The administration paid out a record $288 million in tax refunds in Mr. Bryan's first term, which for the first time in decades brought the government up to date on refunds. The administration also made retroactive payments to former and current government employees totaling $40 million. Another $40 million in payments were made to government employees last year as part of a repayment of the 8 percent pay cut approved by the V.I. Legislature during former Governor John P. de Jongh's administration.

"Right now, yeah, we're cash strapped because we've been diverting a considerable amount of money to pay everybody's light bill by funding WAPA," Mr. Bryan told the Consortium late December when asked how much cash the government had on hand, and about rumors in the community that the government was running low on funding.

On WAPA, he said the administration's success in getting the authority's propane supplier, VITOL, back at the table saved WAPA $3 million a week. "We're not out of this yet. Now we have to negotiate a final deal with them and we have to get those Wartsilas up and energized," he said, speaking of units running propane that would save the authority money.

During its final meeting of 2022, the Board of Directors of the V.I. Public Finance Authority approved an engagement for Squire Patton Boggs to assist WAPA with negotiating the full resumption of propane delivery from VITOL.

Squire Patton provides the government with lobbying services that span legal, government relations and other professional services.

The propane supplier had suspended fuel deliveries to WAPA over a $150 million debt. And although both parties have come to a temporary agreement so that the territory would not be without electricity, they still have to deal with the debt amount which WAPA continues to contest.

The governor said he will solve the WAPA problem once and for all during his second term in office. "WAPA owes me some stuff in terms of how we get this done.
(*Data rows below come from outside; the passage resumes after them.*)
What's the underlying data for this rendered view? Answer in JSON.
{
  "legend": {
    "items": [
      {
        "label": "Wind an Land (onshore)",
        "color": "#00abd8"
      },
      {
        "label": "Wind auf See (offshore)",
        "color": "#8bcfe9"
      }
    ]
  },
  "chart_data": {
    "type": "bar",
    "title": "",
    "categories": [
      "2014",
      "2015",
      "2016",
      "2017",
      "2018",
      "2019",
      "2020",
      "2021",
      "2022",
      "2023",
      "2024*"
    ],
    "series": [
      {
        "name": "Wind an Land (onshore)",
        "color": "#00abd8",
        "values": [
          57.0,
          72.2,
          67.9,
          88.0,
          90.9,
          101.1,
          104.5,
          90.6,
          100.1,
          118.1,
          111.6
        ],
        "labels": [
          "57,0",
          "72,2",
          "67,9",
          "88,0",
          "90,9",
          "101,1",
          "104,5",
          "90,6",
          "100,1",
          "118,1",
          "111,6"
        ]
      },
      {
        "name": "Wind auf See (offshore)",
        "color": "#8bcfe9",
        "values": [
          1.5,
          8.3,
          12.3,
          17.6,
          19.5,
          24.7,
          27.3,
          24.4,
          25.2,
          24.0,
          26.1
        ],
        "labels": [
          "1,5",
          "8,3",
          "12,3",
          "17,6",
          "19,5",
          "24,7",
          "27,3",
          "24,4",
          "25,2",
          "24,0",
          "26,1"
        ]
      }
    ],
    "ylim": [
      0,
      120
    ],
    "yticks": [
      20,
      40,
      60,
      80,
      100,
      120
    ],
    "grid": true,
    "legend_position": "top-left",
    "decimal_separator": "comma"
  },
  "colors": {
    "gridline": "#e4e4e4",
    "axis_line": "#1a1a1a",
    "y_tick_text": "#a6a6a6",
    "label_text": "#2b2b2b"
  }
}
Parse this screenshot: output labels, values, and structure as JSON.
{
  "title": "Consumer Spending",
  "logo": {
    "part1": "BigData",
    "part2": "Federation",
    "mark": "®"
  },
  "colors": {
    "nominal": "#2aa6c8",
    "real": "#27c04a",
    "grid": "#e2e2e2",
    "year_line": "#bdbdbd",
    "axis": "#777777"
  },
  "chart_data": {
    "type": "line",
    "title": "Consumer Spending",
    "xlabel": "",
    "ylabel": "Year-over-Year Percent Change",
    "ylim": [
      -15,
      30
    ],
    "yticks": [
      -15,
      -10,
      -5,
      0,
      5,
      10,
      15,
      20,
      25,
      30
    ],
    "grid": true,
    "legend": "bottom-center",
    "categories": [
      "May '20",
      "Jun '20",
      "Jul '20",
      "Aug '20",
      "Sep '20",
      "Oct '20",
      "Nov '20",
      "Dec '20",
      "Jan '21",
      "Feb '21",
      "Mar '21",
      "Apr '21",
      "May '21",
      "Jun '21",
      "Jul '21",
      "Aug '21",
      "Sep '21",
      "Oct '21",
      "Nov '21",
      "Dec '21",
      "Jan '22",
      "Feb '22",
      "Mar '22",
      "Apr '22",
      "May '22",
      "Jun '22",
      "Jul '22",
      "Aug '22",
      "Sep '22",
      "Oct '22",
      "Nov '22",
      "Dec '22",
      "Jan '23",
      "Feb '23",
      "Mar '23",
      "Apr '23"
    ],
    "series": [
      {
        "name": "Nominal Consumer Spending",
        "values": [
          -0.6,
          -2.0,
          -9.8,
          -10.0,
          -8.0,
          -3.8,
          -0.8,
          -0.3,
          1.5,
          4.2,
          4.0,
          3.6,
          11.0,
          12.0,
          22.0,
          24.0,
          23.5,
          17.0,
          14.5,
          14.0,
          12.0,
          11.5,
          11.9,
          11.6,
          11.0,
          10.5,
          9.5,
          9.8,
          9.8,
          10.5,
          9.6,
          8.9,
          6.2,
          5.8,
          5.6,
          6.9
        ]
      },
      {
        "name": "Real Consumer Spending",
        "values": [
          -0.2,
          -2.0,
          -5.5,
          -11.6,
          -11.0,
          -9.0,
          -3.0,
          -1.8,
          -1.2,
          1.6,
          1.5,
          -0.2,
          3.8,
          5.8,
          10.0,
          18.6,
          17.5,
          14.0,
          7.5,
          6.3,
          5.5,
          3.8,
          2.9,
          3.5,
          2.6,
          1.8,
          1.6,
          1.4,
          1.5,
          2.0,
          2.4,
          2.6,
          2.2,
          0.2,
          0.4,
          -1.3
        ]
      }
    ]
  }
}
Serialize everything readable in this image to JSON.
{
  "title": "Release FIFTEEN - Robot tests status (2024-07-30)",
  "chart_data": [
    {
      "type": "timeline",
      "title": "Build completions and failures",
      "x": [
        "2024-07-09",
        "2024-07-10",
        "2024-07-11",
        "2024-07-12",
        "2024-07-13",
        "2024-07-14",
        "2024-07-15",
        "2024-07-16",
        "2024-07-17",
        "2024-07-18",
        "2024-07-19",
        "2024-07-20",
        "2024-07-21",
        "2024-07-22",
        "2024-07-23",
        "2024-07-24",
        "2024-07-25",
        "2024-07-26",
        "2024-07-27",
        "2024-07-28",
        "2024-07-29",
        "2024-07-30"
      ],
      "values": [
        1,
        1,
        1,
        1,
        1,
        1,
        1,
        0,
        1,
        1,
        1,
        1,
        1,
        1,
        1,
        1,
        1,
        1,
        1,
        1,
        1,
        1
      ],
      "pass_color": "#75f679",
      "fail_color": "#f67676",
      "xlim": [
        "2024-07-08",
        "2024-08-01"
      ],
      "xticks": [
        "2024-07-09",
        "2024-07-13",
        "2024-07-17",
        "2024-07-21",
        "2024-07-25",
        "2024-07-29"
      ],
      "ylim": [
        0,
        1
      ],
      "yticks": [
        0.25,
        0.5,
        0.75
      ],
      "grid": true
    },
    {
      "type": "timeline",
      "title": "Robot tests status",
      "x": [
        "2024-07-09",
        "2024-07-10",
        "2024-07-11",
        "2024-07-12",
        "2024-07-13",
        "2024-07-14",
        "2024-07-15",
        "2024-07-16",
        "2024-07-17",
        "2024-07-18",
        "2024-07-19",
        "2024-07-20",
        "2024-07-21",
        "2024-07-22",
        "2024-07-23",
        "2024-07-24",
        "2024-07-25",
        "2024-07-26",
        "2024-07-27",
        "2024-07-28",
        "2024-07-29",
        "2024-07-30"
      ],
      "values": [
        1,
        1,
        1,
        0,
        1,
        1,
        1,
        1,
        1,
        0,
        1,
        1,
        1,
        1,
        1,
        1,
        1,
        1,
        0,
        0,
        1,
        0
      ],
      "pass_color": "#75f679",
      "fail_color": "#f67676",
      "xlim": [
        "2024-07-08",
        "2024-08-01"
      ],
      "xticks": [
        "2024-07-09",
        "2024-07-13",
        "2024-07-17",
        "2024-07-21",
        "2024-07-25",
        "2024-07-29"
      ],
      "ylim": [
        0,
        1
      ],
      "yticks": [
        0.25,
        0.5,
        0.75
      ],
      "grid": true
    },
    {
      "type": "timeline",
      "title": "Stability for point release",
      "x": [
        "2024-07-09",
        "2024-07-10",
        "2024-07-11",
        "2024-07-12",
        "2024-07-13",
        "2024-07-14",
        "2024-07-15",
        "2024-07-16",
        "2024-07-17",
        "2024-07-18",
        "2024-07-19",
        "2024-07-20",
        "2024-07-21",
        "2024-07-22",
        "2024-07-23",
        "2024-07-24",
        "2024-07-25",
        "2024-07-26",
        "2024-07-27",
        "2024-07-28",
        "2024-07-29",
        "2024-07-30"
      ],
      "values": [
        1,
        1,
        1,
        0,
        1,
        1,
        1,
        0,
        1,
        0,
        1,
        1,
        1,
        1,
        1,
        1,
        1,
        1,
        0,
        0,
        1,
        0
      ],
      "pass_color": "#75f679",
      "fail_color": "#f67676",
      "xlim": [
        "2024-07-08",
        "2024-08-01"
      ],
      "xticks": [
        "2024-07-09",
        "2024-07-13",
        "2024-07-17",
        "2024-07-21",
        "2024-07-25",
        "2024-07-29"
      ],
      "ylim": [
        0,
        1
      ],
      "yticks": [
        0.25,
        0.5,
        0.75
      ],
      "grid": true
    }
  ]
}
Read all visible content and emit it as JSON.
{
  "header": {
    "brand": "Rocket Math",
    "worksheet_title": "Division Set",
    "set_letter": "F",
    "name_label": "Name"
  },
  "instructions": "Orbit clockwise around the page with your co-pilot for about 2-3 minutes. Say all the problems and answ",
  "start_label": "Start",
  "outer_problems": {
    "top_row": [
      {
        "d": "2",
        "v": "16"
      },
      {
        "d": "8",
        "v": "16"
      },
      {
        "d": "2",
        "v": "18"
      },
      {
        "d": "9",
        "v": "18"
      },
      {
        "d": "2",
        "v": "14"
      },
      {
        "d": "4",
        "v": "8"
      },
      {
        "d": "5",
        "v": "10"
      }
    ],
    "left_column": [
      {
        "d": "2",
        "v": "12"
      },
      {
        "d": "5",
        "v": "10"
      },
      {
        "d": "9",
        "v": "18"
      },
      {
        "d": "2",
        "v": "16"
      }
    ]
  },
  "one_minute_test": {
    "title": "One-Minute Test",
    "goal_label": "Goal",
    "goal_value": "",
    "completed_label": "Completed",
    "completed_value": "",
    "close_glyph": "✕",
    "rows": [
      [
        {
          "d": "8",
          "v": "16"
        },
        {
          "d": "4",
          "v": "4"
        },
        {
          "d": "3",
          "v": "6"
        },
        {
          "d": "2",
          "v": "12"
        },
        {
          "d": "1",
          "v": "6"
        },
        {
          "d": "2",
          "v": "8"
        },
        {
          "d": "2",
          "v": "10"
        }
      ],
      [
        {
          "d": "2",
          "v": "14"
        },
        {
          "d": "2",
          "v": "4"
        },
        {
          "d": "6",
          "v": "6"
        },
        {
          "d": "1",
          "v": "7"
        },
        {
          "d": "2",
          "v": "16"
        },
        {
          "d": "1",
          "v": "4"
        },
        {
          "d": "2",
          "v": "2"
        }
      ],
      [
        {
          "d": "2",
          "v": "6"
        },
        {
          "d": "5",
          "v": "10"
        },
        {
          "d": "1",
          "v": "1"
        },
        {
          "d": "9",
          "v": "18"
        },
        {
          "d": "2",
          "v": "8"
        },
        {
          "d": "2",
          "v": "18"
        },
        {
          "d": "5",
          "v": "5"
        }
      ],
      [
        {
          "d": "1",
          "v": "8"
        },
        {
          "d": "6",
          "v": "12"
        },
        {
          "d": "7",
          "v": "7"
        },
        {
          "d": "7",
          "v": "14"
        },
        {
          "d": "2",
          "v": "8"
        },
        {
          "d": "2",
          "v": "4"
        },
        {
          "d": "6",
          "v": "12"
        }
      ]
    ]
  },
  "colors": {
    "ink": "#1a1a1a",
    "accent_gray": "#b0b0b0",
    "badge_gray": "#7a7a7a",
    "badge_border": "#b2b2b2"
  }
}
I met with the U.S. Dept. of Housing and Urban Development, I've met with the White House about this. We have the resources already to do it, we just got to pull the trigger and get it done," he said.

Mr. Bryan is also mindful of a pending U.S. recession, which most economists still believe will occur in 2023 according to a survey by the Wall Street Journal.

"I'm nervous going into [2023]," he admitted. "The American economy is already slowing down and the feds raised the interest rate again and it's going to have an impact on us. There's going to be an impact," he warned.